While I wouldn’t normally worry too much about password guessing on the “admin” account if none exists, the frequency could be to blame here. The fact so many large numbers of spammer accounts are being so quickly being created is resolved by increasing the captcha complexity and finding the pain threshold of potential sites commentators, and in one case deleting an immense number of obviously fake accounts, upon agreement with the client, we were aware that quite a large number of valid accounts were also deleted.

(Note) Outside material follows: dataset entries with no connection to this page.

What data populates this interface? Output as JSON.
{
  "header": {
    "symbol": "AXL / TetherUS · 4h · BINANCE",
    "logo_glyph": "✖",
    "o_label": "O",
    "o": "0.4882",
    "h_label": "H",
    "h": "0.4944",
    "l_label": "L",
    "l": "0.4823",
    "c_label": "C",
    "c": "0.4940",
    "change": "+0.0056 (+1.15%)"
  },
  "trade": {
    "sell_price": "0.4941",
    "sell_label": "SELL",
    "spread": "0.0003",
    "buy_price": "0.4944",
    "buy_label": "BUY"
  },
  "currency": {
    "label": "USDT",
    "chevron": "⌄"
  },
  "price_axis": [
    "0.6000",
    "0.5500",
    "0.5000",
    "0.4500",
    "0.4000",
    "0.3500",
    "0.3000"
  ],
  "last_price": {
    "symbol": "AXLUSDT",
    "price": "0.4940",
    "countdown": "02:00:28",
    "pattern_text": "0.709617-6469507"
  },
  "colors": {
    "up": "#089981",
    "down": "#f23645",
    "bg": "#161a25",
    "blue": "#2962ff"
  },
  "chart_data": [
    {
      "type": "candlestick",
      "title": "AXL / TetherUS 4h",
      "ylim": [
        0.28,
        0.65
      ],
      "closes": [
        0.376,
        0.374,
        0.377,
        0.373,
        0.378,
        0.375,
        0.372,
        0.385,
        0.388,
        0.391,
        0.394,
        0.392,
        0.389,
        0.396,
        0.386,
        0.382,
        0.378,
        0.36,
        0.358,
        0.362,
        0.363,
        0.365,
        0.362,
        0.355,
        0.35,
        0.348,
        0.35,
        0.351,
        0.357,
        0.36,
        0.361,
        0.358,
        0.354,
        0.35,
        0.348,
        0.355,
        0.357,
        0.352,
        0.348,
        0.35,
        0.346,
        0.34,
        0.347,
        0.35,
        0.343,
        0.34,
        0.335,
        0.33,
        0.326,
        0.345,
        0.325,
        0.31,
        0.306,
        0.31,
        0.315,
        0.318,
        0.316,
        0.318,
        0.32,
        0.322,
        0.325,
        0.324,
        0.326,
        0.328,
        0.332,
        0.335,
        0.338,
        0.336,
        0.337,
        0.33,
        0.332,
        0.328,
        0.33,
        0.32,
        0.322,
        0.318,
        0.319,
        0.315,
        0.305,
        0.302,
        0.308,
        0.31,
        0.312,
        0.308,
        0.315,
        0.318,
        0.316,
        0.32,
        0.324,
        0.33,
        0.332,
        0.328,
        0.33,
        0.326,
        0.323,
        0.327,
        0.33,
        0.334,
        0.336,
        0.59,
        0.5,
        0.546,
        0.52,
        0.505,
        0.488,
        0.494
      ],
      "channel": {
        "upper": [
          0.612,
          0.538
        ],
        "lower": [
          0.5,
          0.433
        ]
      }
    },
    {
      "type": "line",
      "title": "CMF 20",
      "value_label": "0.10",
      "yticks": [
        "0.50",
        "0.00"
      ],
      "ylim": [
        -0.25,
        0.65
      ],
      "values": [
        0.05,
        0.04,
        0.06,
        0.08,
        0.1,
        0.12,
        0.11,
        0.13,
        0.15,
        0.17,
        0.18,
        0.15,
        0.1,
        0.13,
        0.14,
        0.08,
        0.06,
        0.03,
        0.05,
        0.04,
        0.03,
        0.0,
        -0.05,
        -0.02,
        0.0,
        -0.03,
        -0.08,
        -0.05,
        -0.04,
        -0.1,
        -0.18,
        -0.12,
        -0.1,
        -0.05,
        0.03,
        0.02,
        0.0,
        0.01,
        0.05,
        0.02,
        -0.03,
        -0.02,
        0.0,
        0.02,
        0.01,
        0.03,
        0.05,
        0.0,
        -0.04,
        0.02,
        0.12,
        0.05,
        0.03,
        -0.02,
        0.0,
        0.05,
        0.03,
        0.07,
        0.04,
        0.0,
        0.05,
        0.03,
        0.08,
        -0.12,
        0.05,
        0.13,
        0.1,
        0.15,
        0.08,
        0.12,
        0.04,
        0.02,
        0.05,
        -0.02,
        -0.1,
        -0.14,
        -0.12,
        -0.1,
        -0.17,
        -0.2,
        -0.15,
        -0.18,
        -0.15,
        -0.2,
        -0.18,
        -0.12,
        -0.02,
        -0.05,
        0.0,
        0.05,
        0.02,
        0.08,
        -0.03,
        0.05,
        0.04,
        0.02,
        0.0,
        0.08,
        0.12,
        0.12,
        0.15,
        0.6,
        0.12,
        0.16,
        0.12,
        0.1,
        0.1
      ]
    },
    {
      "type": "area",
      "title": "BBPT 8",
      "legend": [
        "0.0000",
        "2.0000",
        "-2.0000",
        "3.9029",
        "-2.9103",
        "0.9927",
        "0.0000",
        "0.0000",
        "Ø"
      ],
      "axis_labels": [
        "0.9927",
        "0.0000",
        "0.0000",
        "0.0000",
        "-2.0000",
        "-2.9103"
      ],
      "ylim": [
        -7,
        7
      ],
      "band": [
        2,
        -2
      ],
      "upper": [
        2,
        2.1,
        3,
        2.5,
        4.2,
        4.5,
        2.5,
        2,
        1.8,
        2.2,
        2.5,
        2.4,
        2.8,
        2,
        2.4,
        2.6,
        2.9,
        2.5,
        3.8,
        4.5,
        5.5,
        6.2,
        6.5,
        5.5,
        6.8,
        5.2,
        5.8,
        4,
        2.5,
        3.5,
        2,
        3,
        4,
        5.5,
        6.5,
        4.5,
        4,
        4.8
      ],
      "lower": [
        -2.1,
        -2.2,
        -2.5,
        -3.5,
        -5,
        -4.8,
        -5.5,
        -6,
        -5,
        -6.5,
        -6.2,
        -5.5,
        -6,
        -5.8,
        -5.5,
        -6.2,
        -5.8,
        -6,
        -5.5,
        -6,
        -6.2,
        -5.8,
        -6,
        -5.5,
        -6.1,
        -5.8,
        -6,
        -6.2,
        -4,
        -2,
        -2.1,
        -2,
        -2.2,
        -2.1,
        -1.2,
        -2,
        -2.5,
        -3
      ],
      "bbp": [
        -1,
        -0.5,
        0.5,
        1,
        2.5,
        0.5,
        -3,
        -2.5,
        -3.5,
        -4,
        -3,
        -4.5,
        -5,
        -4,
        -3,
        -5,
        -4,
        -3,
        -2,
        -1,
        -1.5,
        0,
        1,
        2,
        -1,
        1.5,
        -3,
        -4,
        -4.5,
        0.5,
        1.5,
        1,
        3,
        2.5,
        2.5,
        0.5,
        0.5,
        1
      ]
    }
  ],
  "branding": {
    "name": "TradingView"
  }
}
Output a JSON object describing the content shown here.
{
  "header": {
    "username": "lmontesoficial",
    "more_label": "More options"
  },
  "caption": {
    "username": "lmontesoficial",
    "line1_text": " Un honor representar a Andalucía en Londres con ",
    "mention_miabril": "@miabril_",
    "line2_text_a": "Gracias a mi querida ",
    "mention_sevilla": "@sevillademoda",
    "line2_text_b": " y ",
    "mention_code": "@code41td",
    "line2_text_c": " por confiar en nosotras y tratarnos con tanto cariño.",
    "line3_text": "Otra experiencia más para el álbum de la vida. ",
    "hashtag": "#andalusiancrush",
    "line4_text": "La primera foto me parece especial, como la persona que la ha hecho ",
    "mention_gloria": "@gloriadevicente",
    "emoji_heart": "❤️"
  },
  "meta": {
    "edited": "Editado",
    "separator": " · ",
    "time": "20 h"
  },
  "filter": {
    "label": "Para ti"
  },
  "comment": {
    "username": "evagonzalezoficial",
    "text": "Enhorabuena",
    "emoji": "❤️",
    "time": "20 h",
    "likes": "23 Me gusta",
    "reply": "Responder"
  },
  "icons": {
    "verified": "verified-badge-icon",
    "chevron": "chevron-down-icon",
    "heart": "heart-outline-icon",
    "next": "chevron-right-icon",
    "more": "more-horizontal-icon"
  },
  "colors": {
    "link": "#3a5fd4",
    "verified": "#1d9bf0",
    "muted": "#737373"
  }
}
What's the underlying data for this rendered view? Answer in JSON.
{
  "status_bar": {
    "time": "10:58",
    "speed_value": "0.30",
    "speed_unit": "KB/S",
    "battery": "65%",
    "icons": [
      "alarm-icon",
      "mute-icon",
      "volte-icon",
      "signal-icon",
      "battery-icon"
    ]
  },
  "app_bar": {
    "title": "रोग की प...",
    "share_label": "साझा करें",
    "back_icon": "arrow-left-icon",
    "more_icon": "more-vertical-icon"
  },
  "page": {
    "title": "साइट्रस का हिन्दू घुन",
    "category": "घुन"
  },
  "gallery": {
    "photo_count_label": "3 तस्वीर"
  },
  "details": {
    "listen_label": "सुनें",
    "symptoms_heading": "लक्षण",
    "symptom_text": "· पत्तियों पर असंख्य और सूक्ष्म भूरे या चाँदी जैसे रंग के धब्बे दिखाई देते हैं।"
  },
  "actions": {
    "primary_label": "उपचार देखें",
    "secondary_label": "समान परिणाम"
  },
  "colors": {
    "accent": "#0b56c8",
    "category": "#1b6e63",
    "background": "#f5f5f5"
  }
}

When I logged back in to one of them, the spam has died back quite a bit, and in the last 24 hours I can’t see one new spammer account created, but I notice a number valid accounts have been recreated, so deem that a success. But on both of them I’ve found the password guessing to have ramped up quite a bit, one of them quite a concerted effort employed, multiple IP addresses a second or less between each attempt. Now I have not had a great experience on WordPress with the firewall widgets available, finding they can put a greater load on the installations than the actual abuse, but I installed what appears to be a reasonably lightweight one (won’t name till it’s proved itself), with the pleasant addition of a username blacklist which I quickly added “admin” and “administrator” to.

Again I am asked if Disqus could be an option, well I’ve tested it myself on demo installations with default templates and no other plugins, and it’s worked without an issue. But when I’ve backed up, and restored a live site with a few years (50,000+) of comments, it failed miserably and due to client not wanting to potentially pour more money down the drain, we gave up. I think it I best quantify my objection to Disqus, firstly reviews are not as great as I would like to see on a widget that can’t simply be switched off and reversing a larger installation could potentially take days of work and disruption. Secondly they seem to have full control over what really is your content which might be ok today (I really don’t know), but what if they suddenly stop providing the service either generally or for a reason related to your site specifically, what happens to your content, or they start adding inappropriate advertising.

All seems well with these blogs now, time will tell, the spammers will no doubt find another way to sell their fake designer goods and Viagra. It’s not malice, it’s just their job.